1. Max. Depth of Decision Trees
2. Number of Decision Trees

(a) With a higher number of decision trees, a random forrest performance tends to saturate regardless of the depth.

(b) A higher number of decision trees yields in higher accuracy/fscore, precision, and recall.

According to the above figures, we could see that increasing the number of trees is a key metric to enhancing our accuracy and that depth is a minor hyperparameter. Thus, we stick with the OpenCV default configuration (i.e. a maximum depth of 10).

Window Proposals: Selective Search

At this step, we decided to go with selective search so that we don’t have to build a pyramid of scales. Selective search proposed regions are a bit noisy. Therefore, we need to do the following filtering:

1. We exclude all proposals that are bigger than 25% of image area.
2. We exclude all proposals that are smaller than 1% of image area.

Finally, given that our training happened on squared images (i.e. with equal dimensions). We needed to square all of the proposed windows. If an image happened to be close to one of borders, we would pad all outlying area (i.e. going over the border outside of the image) with zeros.

Non-Maximum Suppression

In this step, we suppress all bounding boxes with overlap of 0.3 or greater. The maximum is defined by the classifier’s confidence. The overlap is defined as the Intersection over Union (IoU). However, we could achieve a slight improvement using an intersection over maximum of two areas.
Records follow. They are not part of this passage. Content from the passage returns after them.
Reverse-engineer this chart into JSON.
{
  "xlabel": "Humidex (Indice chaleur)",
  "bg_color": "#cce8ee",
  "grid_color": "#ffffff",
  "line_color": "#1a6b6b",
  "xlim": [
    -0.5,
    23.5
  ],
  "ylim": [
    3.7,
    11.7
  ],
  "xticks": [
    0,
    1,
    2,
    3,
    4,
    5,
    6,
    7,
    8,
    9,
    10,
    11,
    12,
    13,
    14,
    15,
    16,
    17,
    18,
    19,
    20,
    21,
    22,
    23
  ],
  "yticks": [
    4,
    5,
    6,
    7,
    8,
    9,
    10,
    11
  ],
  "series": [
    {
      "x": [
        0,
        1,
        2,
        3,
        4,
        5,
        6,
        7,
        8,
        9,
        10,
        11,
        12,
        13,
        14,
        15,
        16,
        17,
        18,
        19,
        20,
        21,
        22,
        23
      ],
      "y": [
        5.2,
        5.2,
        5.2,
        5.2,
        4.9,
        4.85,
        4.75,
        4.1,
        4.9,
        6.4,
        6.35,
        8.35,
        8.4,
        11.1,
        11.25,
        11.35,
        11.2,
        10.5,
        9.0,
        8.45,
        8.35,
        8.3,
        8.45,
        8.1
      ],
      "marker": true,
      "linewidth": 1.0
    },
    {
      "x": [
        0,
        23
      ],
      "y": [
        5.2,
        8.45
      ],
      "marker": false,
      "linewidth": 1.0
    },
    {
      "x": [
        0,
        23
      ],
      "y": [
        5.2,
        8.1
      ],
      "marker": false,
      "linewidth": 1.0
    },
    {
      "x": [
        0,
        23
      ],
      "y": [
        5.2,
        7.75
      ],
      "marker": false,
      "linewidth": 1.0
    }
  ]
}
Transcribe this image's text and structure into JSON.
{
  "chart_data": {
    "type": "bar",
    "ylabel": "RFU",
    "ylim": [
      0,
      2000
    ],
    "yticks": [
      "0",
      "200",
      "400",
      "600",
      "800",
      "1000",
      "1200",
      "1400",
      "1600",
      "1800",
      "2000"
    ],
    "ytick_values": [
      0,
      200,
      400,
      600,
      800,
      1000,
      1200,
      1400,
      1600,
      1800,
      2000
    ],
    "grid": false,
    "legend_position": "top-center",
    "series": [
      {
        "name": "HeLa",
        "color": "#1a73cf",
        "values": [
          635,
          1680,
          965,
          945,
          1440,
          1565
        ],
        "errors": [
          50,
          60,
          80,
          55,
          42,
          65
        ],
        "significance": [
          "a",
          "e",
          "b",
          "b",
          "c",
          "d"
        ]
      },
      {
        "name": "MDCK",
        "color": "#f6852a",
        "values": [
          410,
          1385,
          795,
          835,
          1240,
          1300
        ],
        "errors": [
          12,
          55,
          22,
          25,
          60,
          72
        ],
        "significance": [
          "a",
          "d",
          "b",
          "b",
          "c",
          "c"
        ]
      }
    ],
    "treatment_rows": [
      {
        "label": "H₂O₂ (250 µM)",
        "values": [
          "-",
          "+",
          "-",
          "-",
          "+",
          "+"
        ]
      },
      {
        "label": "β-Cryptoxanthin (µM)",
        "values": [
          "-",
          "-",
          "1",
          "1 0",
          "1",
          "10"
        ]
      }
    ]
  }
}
1. Overlap: Intersection Over Union

$$\text{Overlap} = \frac{ B_1 \cap B_2 }{ B_1 \cup B_2 }$$

2. Overlap: Intersection Over Max Area

$$\text{Overlap} = \frac{ B_1 \cap B_2 }{ max(B_1, B_2) }$$

where $B_1$ and $B_2$ are the areas of the compared bounding boxes.

Results

References

1. [1]N. Dalal and B. Triggs, “Histograms of oriented gradients for human detection,” in Computer Vision and Pattern Recognition, 2005. CVPR 2005. IEEE Computer Society Conference on, 2005, vol. 1, pp. 886–893.